Portada de 'No clames, reclama', la web de la campaña de CECU y Asgeco (www.noclamesreclama.org)

En el día de ayer, mientras comía tranquilamente viendo el telediario, me topé con una noticia que da que pensar y que está relacionada con aquella y con aquella otra que ya os traje hace tiempo: decían en TVE que “los consumidores cada vez hacen más consultas pero reclaman menos“. La afirmación parte de las organizaciones de consumidores Confederación de Consumidores y Usuarios (CECU) y la Asociación General de Consumidores (Asgeco), que han presentado hoy una web con un título bastante ingenioso, “No clames, reclama”.

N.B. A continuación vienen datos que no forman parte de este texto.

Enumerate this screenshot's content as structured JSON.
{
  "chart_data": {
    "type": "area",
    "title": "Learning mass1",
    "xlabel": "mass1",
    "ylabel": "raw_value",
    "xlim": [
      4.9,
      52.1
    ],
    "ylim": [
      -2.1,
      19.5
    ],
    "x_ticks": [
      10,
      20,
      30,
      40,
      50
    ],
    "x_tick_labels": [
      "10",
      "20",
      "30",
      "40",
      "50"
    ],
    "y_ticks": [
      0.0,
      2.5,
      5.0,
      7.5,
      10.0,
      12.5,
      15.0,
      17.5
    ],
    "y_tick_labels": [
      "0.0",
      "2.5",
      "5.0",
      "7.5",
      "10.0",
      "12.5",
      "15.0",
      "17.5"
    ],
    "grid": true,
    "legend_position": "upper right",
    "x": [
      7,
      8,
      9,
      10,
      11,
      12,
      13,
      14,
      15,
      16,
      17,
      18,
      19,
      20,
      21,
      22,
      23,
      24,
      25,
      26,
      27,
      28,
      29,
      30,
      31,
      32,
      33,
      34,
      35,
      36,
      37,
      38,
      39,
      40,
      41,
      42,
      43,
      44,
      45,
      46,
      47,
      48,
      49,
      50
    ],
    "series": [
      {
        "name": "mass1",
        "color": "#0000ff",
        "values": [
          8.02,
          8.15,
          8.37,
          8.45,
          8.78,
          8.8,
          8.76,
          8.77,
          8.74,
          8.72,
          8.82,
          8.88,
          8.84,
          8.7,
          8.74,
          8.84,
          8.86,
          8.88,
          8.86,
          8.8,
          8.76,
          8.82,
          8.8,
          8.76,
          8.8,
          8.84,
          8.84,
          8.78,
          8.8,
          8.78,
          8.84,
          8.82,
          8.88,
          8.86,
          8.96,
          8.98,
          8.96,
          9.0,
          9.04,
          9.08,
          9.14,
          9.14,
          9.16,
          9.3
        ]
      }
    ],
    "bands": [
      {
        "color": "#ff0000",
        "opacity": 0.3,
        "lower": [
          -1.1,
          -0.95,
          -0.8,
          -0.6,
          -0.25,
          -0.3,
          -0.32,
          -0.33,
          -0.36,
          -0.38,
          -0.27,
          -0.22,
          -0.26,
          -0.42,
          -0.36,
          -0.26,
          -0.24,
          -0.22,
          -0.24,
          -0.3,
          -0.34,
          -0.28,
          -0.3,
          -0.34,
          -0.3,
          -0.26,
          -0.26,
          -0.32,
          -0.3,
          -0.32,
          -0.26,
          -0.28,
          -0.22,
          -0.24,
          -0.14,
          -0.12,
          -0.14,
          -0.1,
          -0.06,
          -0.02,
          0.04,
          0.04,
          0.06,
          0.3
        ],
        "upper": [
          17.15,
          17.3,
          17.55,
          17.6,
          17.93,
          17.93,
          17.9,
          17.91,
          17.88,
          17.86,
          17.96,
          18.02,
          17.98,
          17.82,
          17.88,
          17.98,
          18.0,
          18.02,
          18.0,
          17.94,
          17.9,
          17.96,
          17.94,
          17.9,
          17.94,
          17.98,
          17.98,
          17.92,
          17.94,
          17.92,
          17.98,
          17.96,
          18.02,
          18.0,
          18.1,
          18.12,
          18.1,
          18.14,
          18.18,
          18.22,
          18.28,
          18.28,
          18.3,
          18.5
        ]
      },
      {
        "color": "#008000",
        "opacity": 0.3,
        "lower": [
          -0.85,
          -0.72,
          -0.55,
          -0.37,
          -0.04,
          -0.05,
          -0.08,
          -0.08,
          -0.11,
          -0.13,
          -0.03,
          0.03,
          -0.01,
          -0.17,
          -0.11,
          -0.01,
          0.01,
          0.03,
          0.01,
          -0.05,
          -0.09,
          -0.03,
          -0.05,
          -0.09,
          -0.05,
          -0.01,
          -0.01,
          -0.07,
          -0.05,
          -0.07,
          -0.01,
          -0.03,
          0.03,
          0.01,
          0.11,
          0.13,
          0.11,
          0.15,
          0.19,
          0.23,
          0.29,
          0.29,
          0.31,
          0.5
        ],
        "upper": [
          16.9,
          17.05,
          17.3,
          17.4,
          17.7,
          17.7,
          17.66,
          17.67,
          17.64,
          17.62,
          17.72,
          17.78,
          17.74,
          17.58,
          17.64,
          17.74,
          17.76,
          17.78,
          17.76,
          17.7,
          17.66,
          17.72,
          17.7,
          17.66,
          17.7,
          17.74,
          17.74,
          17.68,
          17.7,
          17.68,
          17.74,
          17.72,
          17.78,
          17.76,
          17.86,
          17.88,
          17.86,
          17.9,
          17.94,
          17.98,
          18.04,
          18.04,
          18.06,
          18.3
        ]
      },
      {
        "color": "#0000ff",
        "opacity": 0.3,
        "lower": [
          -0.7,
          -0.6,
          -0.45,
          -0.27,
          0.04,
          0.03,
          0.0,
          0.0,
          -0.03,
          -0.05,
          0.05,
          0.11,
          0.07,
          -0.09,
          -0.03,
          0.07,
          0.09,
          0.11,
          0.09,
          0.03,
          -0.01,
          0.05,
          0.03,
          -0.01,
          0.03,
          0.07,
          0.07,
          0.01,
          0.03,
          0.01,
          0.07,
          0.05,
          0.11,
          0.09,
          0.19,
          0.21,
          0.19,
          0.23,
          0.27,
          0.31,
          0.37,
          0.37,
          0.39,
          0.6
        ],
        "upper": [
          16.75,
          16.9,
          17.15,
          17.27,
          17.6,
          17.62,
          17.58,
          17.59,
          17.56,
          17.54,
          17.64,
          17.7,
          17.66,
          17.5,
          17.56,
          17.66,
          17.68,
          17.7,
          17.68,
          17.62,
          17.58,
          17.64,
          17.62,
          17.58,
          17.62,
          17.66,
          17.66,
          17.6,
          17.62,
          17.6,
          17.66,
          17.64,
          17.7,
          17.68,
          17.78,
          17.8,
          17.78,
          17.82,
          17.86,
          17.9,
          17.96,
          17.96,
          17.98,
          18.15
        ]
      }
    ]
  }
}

El caso es que según el vídeo de RTVE, que no puedo traeros porque no permite insertarlo en páginas externas pero que podéis ver aquí, en 2009 los españoles hicimos “más de un millón de consultas por reclamaciones relacionadas con una empresa pero al final pusimos menos de 250.000 reclamaciones”. En los obligados totales (así se llama en la tele a los vídeos con declaraciones de una persona al periodista) de varios ciudadanos, queda claro que la razón principal para no reclamar está en la consideración, muy extendida, de que es un engorro poner una reclamación. También, que los consumidores o usuarios creen que los escritos que dirijan contra las empresas caerán en saco roto. “No vas a llegar a ningún acuerdo, porque te cansan y saben más que nosotros… y a ver qué haces”, dice un resignado ciudadano. Otro continúa con el mismo discurso diciendo que “te acaban mareando, con los papeles para arriba y para abajo. Y sí, al final te dan la razón, pero te cuesta más llegar (…) que lo que te hayan engañado”. O sea, que creemos que no vale la pena pedir una compensación si la cantidad reclamada o el servicio por el que protestamos tiene un valor económico pequeño.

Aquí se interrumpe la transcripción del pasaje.